Jon Miller tells a story that speaks volumes about the curious nature of celebrity -- or maybe it doesn't.

This past winter, the Oriole and ESPN baseball broadcaster takes a cruise from England to San Francisco via the Panama Canal. This being a British ship, no one has the slightest idea who he is. Which is fine with Miller, because this way he's not encircled every five minutes by florid-faced men in loud Bermuda shorts swirling the ice in their Bacardi and Cokes and barking, "Let's hear ya do Vin Scully!" or "What the hell's wrong with Cal? He looks horrible at the plate, for chrissakes."

Anyway, for 10 days, as the ship heads to the Caribbean, Miller gets along famously with all these Brits, who are just happy to be seeing blue skies and a buffet table that doesn't include mutton.

Now the ship docks at Bonaire, a sleepy island due south of Curacao and west of nowhere.
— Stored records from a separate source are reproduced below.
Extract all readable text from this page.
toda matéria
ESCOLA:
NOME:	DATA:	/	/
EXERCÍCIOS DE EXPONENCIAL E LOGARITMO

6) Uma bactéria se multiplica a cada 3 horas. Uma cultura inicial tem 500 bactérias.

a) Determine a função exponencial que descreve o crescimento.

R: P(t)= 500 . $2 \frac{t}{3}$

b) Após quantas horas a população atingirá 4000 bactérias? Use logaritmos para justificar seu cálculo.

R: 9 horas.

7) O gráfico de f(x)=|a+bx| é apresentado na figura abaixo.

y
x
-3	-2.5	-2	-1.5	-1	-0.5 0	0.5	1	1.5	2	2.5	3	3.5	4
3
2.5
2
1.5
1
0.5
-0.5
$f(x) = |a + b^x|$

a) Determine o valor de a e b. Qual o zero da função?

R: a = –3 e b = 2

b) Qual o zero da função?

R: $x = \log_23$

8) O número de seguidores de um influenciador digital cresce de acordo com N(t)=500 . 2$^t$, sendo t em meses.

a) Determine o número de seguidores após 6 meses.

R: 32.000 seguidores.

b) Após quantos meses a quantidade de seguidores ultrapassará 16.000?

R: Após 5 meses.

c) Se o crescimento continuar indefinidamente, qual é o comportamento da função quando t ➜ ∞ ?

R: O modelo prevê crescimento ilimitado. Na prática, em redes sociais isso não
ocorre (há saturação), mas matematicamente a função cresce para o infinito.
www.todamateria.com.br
Miller, his wife, Janine, their 8-year-old son, Alex, and some of his new shipboard friends are walking through the pier when they run into an American tourist and his wife. The two act, not to put too fine a point on it, as if they just bumped into God.

"Jon Miller?!" the guy says. "Oh, man, we love your telecasts! Would you mind posing for a picture with us?"

The Brits, of course, can't figure out why these two are making this big fuss over Miller, only they're too polite to ask.

So Miller poses for a few snapshots and moves on, and now another American tourist and his wife stop him, and it's the same scene: Elvis-is-in-the-building squeals, excited handshakes, autographs, the whole nine yards.

Well. This is too much for the Brits. Finally, one of them can stand it no longer, and in a wonderful Alistair Cooke voice says: "Ac-shew-ly, Jon, what is it that you do? Are these people all from your neighborhood? What's going on here?"

Miller laughs long and hard as he tells this story; on this side of the Atlantic, he's far less anonymous. Now 44 and in his 14th season as the "Voice of the Orioles," he's generally regarded as the finest radio baseball broadcaster of his generation and a worthy successor to all-time greats such as Vin Scully, Jack Buck, Harry Carey and Chuck Thompson.

Seven seasons of broadcasting ESPN's "Sunday Night Baseball" have raised his national profile considerably, as well as fattened his bank account. (Knowledgeable industry sources speculate that his combined salary from the Orioles and ESPN ranges between $600,000 and $800,000 annually.)

Both contracts expire at the end of this season. But after an early career as a broadcasting Bedouin, calling games for the Oakland A's, the fledgling North American Soccer League ("Illiovich to Popovich, . . . he feeds Statorovic"), the University of San Francisco basketball team, the Texas Rangers and Boston Red Sox, Miller seems quite content calling games for perhaps the most schizophrenic team in baseball.

This is all you have to know about Jon Miller and radio: Growing up in the San Francisco Bay Area, it wasn't Willie Mays, gliding out from under his hat in center field, or Willie McCovey, sauntering to the plate with a bat the size of a baby sequoia, who captivated him.

Instead, he worshiped a guy with huge bags under his eyes who sat behind a spittle-covered microphone: Giants radio announcer Russ Hodges.

On breezy summer nights, when a Giant smacked a home run and Hodges would scream "Bye-bye baby!" Miller would sit in front of the flickering radio dial and dream of doing what Hodges did someday.

"God, it gave you chills," he says of Hodges' calls. It also helped formulate his Zen-like philosophy of broadcasting a game.

"Ideally, you want to try to bring people into the ballpark," he says. "You want to let them hear the crowd, hear the PA announcements. If the crowd cheers after a foul ball, you want to tell them why it cheers.

"In a way, the game on the radio is the novel, and the game on the television is the movie version of the novel. When you read a novel, it's a personal experience and an active experience."

Whatever it is, it's an experience no one delivers better than Miller, according to his colleagues in the broadcasting business, who all but genuflect when speaking of him.

"Jon Miller is the best contemporary play-by-play man in America, bar none," says WBAL Radio vice president and station manager Jeff Beauchamp. "No one is the wordsmith that Jon Miller is. He paints the best visual picture on the radio of what's happening in the ballpark, better than anyone I've ever heard."

"Of the people who do baseball consistently, he's the most consistent," says Hall of Fame second baseman Joe Morgan, Miller's partner on the ESPN telecasts.

"There's The Voice, there'll always be The Voice," says WBAL sports director Josh Lewin, an occasional partner of Miller's in the booth. "[But] there are some guys who have The Voice, and they're just empty vessels. John could have adenoids like Tiny Tim and still be a great announcer.